On my own, I changed Stan's mythological demon into a human villain. Inside was an ancient, mythological demon, the Green Goblin.
Goblin vbook movie#
Stan's synopsis for the Green Goblin had a movie crew, on location, finding an Egyptian–like sarcophagus. The Amazing Spider-Man #14 (July 1964), the Green Goblin's first appearance the character originally used a turbo-fan-powered "flying broomstick". Dafoe reprised his role as Norman Osborn in the Marvel Cinematic Universe film Spider-Man: No Way Home (2021).
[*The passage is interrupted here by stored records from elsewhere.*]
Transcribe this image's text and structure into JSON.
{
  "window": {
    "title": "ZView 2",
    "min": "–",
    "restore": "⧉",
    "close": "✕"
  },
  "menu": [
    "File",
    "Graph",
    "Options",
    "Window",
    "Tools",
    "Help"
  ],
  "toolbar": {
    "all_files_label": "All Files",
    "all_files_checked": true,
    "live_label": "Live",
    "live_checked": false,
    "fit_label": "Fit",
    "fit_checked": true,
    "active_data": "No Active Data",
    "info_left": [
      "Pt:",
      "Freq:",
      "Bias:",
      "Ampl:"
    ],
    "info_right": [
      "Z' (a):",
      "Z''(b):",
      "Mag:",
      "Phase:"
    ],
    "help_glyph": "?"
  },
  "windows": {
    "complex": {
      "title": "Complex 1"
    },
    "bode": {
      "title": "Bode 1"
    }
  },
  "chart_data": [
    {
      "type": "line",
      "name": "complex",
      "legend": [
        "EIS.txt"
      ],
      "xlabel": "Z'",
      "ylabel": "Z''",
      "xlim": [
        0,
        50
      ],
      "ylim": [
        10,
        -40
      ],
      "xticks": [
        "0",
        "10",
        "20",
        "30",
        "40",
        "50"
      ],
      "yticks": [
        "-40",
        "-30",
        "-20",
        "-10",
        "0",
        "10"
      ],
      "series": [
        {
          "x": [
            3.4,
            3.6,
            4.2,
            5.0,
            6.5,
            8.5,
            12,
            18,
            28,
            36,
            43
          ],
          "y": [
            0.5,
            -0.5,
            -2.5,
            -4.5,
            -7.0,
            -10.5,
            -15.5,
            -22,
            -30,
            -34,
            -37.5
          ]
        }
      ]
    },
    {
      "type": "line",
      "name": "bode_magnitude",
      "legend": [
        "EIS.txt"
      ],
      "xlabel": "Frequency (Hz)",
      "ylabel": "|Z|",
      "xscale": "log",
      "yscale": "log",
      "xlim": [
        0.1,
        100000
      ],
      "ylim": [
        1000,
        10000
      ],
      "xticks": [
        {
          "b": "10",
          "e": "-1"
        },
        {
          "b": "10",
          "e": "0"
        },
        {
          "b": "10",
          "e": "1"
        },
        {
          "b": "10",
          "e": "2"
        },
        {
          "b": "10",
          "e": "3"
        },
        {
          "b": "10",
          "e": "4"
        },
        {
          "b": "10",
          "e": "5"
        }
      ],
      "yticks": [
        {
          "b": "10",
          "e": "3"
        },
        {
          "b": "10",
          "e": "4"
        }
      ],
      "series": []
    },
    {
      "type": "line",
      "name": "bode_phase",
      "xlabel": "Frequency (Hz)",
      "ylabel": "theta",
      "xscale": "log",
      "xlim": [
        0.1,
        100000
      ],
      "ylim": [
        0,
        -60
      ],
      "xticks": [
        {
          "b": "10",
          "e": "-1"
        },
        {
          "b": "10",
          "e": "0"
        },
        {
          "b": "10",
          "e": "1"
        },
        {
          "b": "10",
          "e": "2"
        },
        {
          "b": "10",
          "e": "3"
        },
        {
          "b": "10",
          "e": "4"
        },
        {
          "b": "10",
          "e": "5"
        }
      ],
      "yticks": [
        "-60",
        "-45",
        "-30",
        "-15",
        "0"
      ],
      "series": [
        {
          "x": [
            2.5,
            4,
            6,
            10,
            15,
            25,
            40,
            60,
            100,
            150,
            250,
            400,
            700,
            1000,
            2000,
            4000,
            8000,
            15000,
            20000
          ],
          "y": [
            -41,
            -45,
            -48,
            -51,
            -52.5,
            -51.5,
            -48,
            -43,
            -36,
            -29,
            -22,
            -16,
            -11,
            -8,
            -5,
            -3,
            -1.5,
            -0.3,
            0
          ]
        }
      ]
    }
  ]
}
Norman and Harry Osborn were portrayed by Willem Dafoe and James Franco in Sam Raimi's Spider-Man film trilogy (2002–2007), and by Chris Cooper and Dane DeHaan in the film The Amazing Spider-Man 2 (2014). The Green Goblin is a Halloween-themed super villain whose weapons resemble bats, ghosts and jack-o'-lanterns and in most incarnations uses a hoverboard or glider to fly.Ĭomics journalist and historian Mike Conroy writes of the character: "Of all the costumed villains who've plagued Spider-Man over the years, the most flat-out unhinged and terrifying of them all is the Green Goblin." The Green Goblin has appeared in numerous media adaptations of Spider-Man over the years, including films, animated television series, and video games. Originally a manifestation of chemically induced insanity, others such as Norman's son Harry Osborn would take on the persona.

The first and best-known incarnation, Norman Osborn, created by Stan Lee and Steve Ditko, is generally regarded as the archenemy of Spider-Man. The Green Goblin is the alias of several supervillains appearing in American comic books published by Marvel Comics.